A scene appeared before him. Danilo could see a river. Not an image of a river, but an actual river. He could see the water moving, turning back into itself as water does. There was a river somewhere inside that box. But how could it be? From where, and to where, did it flow? And now he could see there was a bridge over this river. Not just any bridge: the bridge . The Turkish Bridge. Tiny, resplendent, complete with its kapija, and the central pillar beneath with its grated opening, inside which a black Arab was supposedly imprisoned. It was the one detail Miroslav had remembered from the book. Had he also included a miniature Arab inside that pillar? An Arab who stared longingly at the river that flowed into the distant sea?
Danilo began to cry. How he missed his home! How he missed her! How he missed the life they had once lived!
He was again taken by the scene. How on earth had Miroslav made a river inside a box?

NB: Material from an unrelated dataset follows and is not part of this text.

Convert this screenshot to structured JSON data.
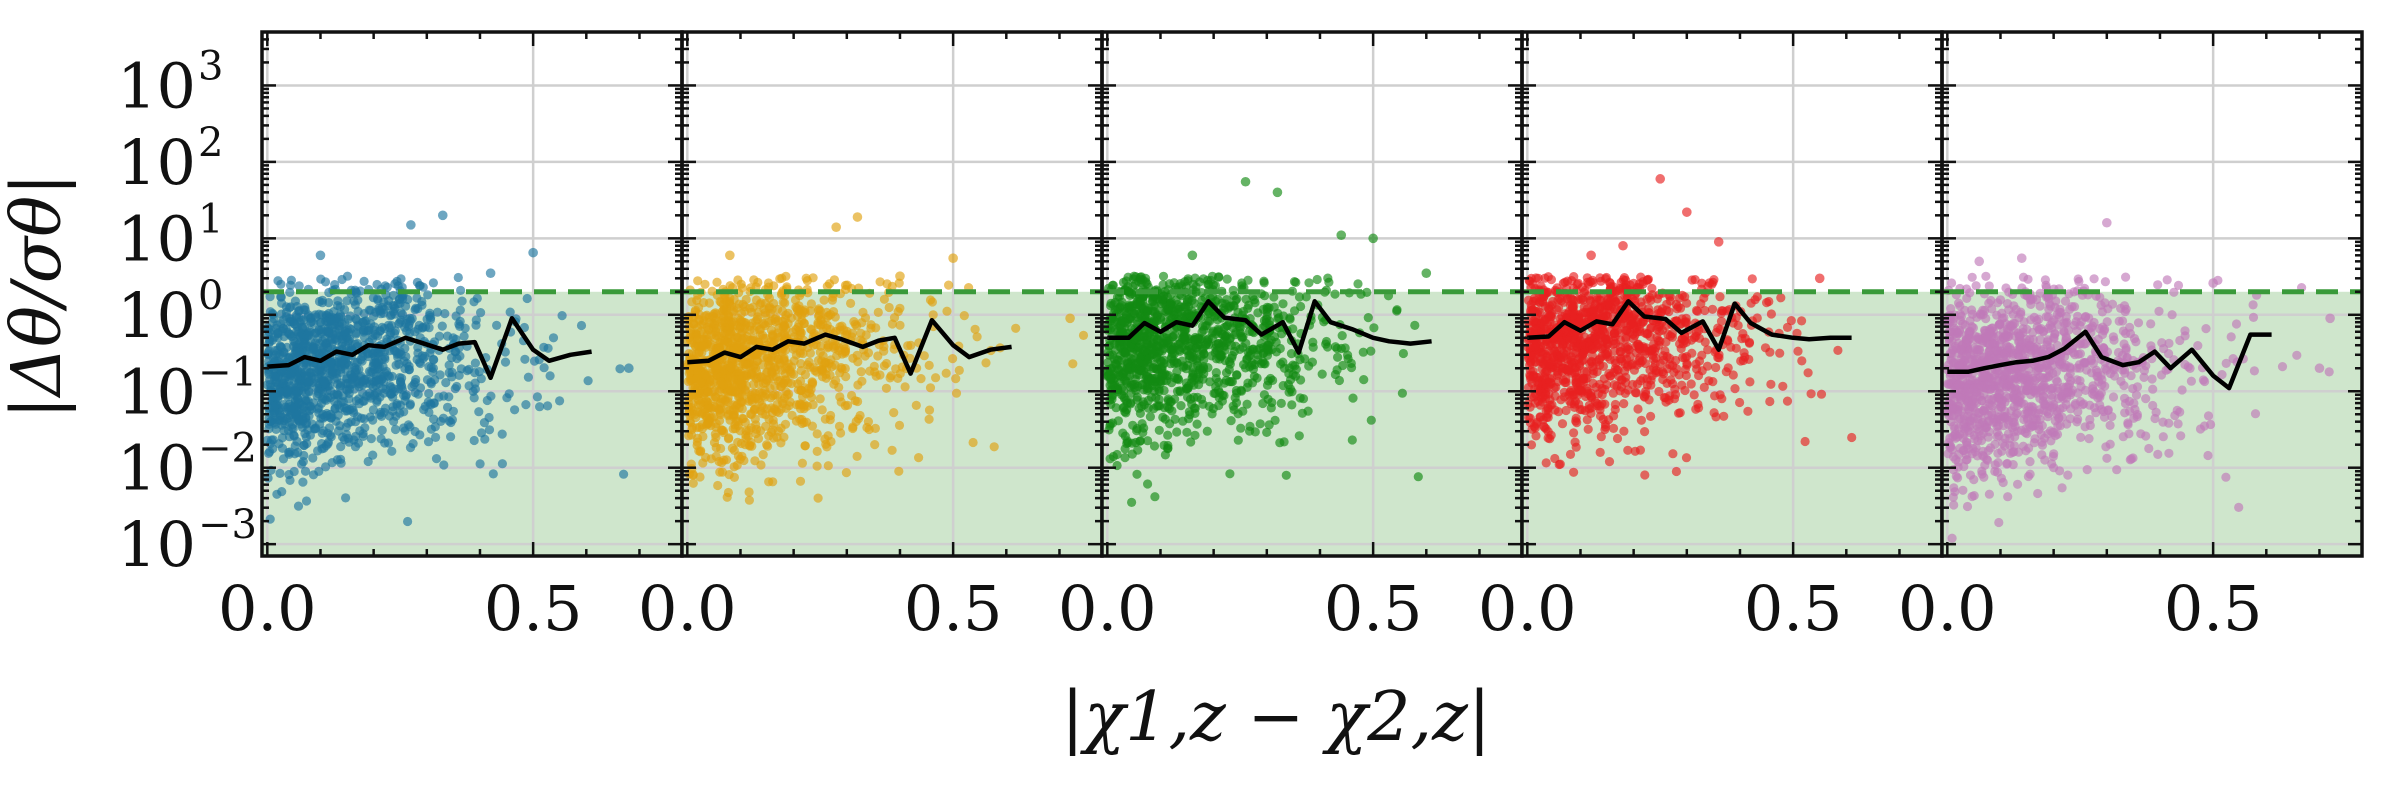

Something was moving slowly into the frame. At first Danilo could not tell what it was, but then he saw it, unmistakable and true: an elephant. Yes — there was the trunk, the flapping of the ears. A tiny elephant, no more than five centimeters tall, walking along the road. It was all so real, so perfect — the way the elephant leaned heavily into each step, the left front leg slightly lame, the little tail now and then fluttering away at the invisible flies. Its walk was a kind of dance, in time to the lilt of the music. And as with the box he had seen back home, there weren’t any strings. No wires or tracks or anything to betray the presence of a controller. The elephant moved on its own. Although this was not quite true: the elephant had a rider on its back. A minuscule man with a whip. The rider was directing the elephant to walk across the bridge. Danilo sensed some hesitancy in the animal, as if it knew what would happen next. Would the bridge hold? It must. It had been used for so many years. Hundreds and hundreds of years. But then Danilo remembered that this bridge was not the bridge back home, that this bridge had not been built by the hands of slaves and artisans and soldiers and thieves. This bridge could fit in his lap, and so: could this bridge, this whisper of a bridge, hold an elephant ridden by a man?